The ENVIRON[”HOME”] variable retrieves the HOME environment variable value from the shell. Likewise, the ENVIRON[”PATH”] variable retrieves the PATH environment variable value. You can use this technique to retrieve any environment variable value from the shell to use in your gawk programs.

The FNR, NF, and NR variables come in handy when you're trying to keep track of data fields and records in your gawk program. Sometimes, you're in a situation where you don't know exactly how many data fields are in a record. The NF variable allows you to specify the last data field in the record without having to know its position:

$ gawk 'BEGIN{FS=":"; OFS=":"} {print $1,$NF}' /etc/passwd

rich:/bin/bash

testy:/bin/csh

mark:/bin/bash

dan:/bin/bash

mike:/bin/bash

test:/bin/bash

$

The NF variable contains the numerical value of the last data field in the data file. You can then use it as a data field variable by placing a dollar sign in front of it.
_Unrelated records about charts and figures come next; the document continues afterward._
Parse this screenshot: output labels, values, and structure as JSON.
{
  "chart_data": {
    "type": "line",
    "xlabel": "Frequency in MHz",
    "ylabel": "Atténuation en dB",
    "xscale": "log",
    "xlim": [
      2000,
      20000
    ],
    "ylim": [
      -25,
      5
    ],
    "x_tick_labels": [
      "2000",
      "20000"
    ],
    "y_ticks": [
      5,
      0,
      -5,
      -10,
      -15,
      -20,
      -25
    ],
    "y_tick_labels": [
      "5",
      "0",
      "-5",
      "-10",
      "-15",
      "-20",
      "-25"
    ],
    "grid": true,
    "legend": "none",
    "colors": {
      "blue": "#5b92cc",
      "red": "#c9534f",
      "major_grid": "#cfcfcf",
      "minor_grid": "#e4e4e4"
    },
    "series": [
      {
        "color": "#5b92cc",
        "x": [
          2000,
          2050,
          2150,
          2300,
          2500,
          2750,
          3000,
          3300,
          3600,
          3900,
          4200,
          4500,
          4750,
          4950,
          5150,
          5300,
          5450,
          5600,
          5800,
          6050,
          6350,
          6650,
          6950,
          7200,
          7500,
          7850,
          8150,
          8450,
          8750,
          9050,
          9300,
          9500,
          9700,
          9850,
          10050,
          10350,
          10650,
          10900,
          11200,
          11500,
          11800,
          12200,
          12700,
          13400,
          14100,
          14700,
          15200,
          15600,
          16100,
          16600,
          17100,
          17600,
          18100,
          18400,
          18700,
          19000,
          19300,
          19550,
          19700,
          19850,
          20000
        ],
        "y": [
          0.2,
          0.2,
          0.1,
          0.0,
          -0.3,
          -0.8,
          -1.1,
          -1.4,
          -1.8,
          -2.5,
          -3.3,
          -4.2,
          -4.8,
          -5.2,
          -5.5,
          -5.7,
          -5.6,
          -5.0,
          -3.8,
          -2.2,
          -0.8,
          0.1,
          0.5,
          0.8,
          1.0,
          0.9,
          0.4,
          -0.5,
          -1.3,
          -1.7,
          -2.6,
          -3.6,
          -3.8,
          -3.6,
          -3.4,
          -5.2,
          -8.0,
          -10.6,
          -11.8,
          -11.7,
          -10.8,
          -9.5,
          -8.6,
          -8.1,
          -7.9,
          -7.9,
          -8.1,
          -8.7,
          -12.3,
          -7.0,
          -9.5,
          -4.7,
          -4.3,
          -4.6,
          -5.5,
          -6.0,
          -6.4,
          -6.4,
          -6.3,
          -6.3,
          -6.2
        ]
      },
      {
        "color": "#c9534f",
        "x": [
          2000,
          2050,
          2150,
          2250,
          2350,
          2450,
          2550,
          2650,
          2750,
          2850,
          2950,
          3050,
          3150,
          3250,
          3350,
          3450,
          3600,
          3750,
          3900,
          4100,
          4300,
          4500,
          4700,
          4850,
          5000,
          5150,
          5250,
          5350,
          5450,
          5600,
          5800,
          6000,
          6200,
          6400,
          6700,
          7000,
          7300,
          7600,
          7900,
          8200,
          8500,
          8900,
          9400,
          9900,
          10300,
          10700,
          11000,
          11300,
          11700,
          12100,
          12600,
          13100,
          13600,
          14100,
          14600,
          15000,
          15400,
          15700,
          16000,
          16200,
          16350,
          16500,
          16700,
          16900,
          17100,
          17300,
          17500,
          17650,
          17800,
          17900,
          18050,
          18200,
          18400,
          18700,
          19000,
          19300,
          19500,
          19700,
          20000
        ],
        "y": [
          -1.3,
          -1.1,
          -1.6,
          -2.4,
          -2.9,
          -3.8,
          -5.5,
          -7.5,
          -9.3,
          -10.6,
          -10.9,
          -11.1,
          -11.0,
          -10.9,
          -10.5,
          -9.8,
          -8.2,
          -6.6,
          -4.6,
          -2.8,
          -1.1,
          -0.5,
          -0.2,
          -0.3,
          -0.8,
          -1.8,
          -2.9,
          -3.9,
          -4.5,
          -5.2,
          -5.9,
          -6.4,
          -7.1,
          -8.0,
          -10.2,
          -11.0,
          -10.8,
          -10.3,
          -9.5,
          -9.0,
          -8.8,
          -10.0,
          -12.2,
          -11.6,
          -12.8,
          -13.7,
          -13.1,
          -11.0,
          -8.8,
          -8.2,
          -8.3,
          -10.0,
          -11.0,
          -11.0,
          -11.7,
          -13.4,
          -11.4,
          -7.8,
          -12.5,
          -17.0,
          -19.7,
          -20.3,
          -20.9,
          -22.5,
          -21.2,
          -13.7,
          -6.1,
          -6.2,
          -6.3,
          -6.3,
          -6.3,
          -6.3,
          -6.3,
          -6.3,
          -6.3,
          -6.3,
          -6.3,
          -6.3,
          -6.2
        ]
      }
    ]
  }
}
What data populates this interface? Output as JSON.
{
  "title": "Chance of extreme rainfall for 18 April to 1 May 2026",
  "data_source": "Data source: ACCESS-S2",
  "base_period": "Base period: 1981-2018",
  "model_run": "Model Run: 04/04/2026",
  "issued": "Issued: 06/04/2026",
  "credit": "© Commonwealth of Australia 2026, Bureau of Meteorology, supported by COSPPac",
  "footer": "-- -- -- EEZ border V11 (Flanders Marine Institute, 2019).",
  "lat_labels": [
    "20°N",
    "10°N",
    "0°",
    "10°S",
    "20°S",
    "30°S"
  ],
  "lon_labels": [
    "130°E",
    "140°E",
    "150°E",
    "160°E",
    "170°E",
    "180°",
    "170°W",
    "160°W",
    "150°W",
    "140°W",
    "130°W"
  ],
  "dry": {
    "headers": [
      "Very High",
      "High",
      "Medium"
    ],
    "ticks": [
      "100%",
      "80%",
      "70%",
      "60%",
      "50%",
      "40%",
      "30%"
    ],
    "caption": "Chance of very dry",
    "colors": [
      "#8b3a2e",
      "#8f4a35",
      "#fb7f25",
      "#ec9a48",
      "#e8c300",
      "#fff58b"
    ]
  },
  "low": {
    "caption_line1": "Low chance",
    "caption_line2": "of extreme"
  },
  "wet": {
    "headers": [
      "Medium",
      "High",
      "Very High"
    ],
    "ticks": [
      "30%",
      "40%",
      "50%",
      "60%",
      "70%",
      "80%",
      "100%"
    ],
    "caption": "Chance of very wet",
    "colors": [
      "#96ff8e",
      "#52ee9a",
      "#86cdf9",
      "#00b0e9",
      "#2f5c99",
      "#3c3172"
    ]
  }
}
The FNR and NR variables are similar to each other, but slightly different. The FNR variable contains the number of records processed in the current data file. The NR variable contains the total number of records processed. Let's look at a couple of examples to see this difference:

$ gawk 'BEGIN{FS=","}{print $1,"FNR="FNR}' data1 data1

data11 FNR=1

data21 FNR=2

data31 FNR=3

data11 FNR=1

data21 FNR=2

data31 FNR=3

$

In this example, the gawk program command line defines two input files. (It specifies the same input file twice.) The script prints the first data field value and the current value of the FNR variable. Notice that the FNR value was reset to 1 when the gawk program processed the second data file.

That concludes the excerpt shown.